Stanford Economist Thomas Sowell provided a background against which to consider the Pope’s comments. He wrote: If Catholic doctrine is to “blithely throw around the phrase ‘the poor’ and blame poverty on what other people are doing or not doing for ‘the poor’” then it is in error. He points out that the natural state of our species is poverty. That is what the Biblical first man and woman experienced when they got kicked out of the Garden of Eden.
“Poverty is automatic” Sowell writes, “but prosperity requires many things – none of which is equally distributed around the world or even within a given society.” Which economic system has a better record of helping the less fortunate? A Robin Hood redistribution of the wealth or free markets? Giving the poor a bigger slice of the pie or creating a bigger pie?
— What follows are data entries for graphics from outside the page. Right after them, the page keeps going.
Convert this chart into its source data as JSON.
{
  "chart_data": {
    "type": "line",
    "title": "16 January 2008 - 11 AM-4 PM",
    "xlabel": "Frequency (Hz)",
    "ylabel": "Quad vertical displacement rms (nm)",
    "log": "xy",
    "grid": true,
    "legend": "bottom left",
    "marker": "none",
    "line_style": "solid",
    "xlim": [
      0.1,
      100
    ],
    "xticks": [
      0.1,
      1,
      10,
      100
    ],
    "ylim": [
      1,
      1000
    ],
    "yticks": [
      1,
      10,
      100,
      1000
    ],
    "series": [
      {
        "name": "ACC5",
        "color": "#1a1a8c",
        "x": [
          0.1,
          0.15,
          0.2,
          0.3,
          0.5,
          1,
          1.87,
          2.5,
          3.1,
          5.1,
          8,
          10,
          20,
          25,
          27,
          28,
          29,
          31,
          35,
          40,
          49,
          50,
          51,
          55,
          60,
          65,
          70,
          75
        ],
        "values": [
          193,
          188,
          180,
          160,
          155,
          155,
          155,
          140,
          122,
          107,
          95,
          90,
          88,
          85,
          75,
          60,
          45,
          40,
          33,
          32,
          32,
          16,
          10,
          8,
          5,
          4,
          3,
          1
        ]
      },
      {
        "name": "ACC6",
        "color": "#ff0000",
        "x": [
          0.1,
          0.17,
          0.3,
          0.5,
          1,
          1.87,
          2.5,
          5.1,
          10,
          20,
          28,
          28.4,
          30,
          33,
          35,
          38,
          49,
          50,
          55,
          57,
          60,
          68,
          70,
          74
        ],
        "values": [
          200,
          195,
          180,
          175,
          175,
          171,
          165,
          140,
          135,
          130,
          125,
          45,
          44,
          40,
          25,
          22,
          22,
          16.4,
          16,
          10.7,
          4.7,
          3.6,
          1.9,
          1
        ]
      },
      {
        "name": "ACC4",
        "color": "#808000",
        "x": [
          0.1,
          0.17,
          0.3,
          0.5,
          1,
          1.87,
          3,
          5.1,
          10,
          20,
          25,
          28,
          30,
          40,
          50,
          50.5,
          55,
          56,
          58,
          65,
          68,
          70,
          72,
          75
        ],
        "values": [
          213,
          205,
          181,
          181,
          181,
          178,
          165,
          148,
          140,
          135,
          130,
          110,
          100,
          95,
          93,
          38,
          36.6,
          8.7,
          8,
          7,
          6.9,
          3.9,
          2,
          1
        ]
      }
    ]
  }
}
Our own history illustrates the point. The Pilgrims arrived at Plymouth Rock in December 1620. To finance provisions and the Mayflower’s voyage, they made a deal with the Virginia Company of London that they would deposit everything they produced into a “common stock” drawing only what food they needed. At the end of seven years, whatever remained in the “common stock” as well as houses, land and chattels would be divided between the colonists and the Virginia Company.
So the colonists started out in poverty. Indians showed them how to plant corn, but the harvests of 1621 and 1622 were miniscule. Colony Governor William Bradford wrote that the socialist philosophy hindered growth. Men resented working for “the benefit of other men’s wives and children without compensation. Wives resented doing household chores for other men deeming it a form of slavery.”
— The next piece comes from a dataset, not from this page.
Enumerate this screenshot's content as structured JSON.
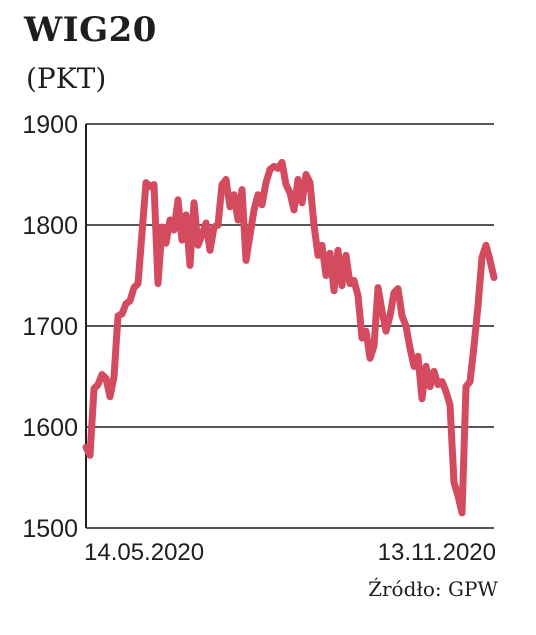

Governor Bradford then changed the rules so everyone planted their own crops; he assigned every family its own plot of land. By 1624, they had a surplus they were able to export and sell. By 1627, the Pilgrims had paid off the Virginia Company and owned their own colony.
The federal government arrogantly defines “poverty” in terms of annual family income . . . a one-size-fits-all definition applied equally in New York City and Meridian, Mississippi. The “poor” have central air conditioning, cars, cable TV, and food stamps; their standard of living would be the upper middle class in Mexico. Are these government-defined “poor” better off as addicts of the welfare system or would they be happier producing goods and services rewarded by a free market system? The freedom to choose still exists . . . let’s keep it that way.
Pope Francis spoke also of religious liberty, traditional marriage, respect for life and human dignity. He introduced Congress to a new term . . . simplistic reductionism . . . a fundamentalist bias by individuals who only see saints or sinners . . . a tendentious refusal to approach thorny issues with balance and compromise. Hmmm. Was he talking about Obama?
Perhaps the headline should be: “Democrats versus the Pope.”